Ce scandale a systématiquement été dénoncé à la Réunion, sans écho en France, à compter du milieu des années 1970 à travers la littérature et la musique. On trouve ainsi une critique du Bumidom dans l’ouvrage Zistoire Kristian, roman collectif paru en 1977. On en trouve d’autres dans les chansons de Danyel Waro, chanteur qui fut lui-même emprisonné à la suite de son refus du service militaire. Il aura fallu que certains de ces enfants, parvenus à l’âge adulte, lèvent le voile pour que le scandale soit publiquement dénoncé : le 30 janvier 2002, Jean-Jacques Martial, Réunionnais exilé en 1966, dépose plainte pour « enlèvement et séquestration de mineur, rafle et déportation ». Des déplacements plus ou moins forcés se sont encore poursuivis de 1983 à 1987 avec le soutien d’un certain nombre d’élus de droite, quelques années après que le gouvernement avait mis fin à cette politique sous Mitterrand (7).

Une société néocoloniale ?

Au-delà du constat de la forte emprise institutionnelle française, peut-on parler d’une société réunionnaise néocoloniale aujourd’hui ?
Depuis les années soixante, les aides françaises ont permis de sortir l’île de la misère en y améliorant les conditions sociales, sanitaires et alimentaires. Une forte croissance démographique a débuté : l’île est passée de 500 000 à 800 000 habitants entre 1980 et 2000 ! Mais il est aussi évident que les mesures de départementalisation ont contribué à la reproduction partielle des inégalités issues de l’organisation sociale coloniale. Il existe aujourd’hui des inégalités socio-économiques criantes à la Réunion : les groupes sociaux et culturels qui occupent les positions inférieures de l’échelle sociale sont les descendants des laissés-pour-compte du passé. A l’autre bout, les positions socioprofessionnelles supérieures sont occupées principalement par les zoreils (8). Enfin, la société est marquée par un nombre extrêmement important de chômeurs et de personnes en sous-emploi (au total environ un actif sur deux).
Comme ailleurs, il reste à la Réunion de nombreux défis à surmonter pour construire une société égalitaire.

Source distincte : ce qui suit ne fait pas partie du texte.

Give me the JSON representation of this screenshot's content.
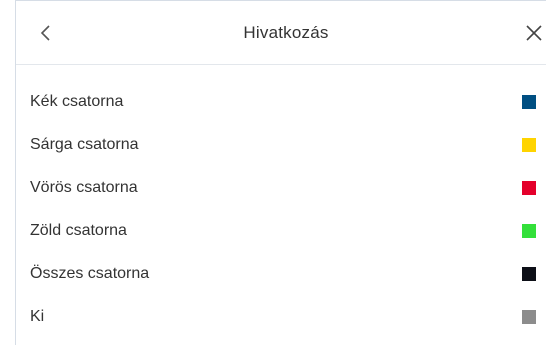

Gaëlle Ronsin et Monique Douillet


(1) L’île fut découverte au Moyen Age par les Arabes et au 16e siècle par les Portugais, mais l’histoire de la Réunion est récente, car c’est seulement en 1642 que des navigateurs français décidèrent de coloniser l’archipel des Mascareignes.
(2) Voir lexique
(3) C. Marimoutou, « La Réunion, ’île-laboratoire’ : L’alchimie des cultures », mars 2010
(4) 2,1 % des propriétaires occupent 60% du sol.
(5) Surtout de l’ouest et du sud de l’île. Les cirques, la zone du volcan et le sud sauvage sont préservés, ainsi que les hauts de l’est, moins urbanisés.
(6) La Réunion est encore marquée ces années-là par une pauvreté massive : pas d’électricité ni d’eau courante, peu d’habitat en dur et une situation alimentaire et sanitaire alarmante. Pour se faire une idée de cette époque, on peut lire Souvenirs particuliers d’une enfance particulière : à la Réunion de Marie Morel.
(7) Remplacé par l’Agence nationale pour l’insertion et la protection des travailleurs d’outre-mer (ANT), renommée en 1992 Agence de l’outre-mer pour la mobilité (LADOM). Le 18 février 2014, l’Assemblée nationale vote une résolution mémorielle sur le placement des enfants réunionnais en métropole.
(8) Les métropolitains installés à la Réunion (voir lexique).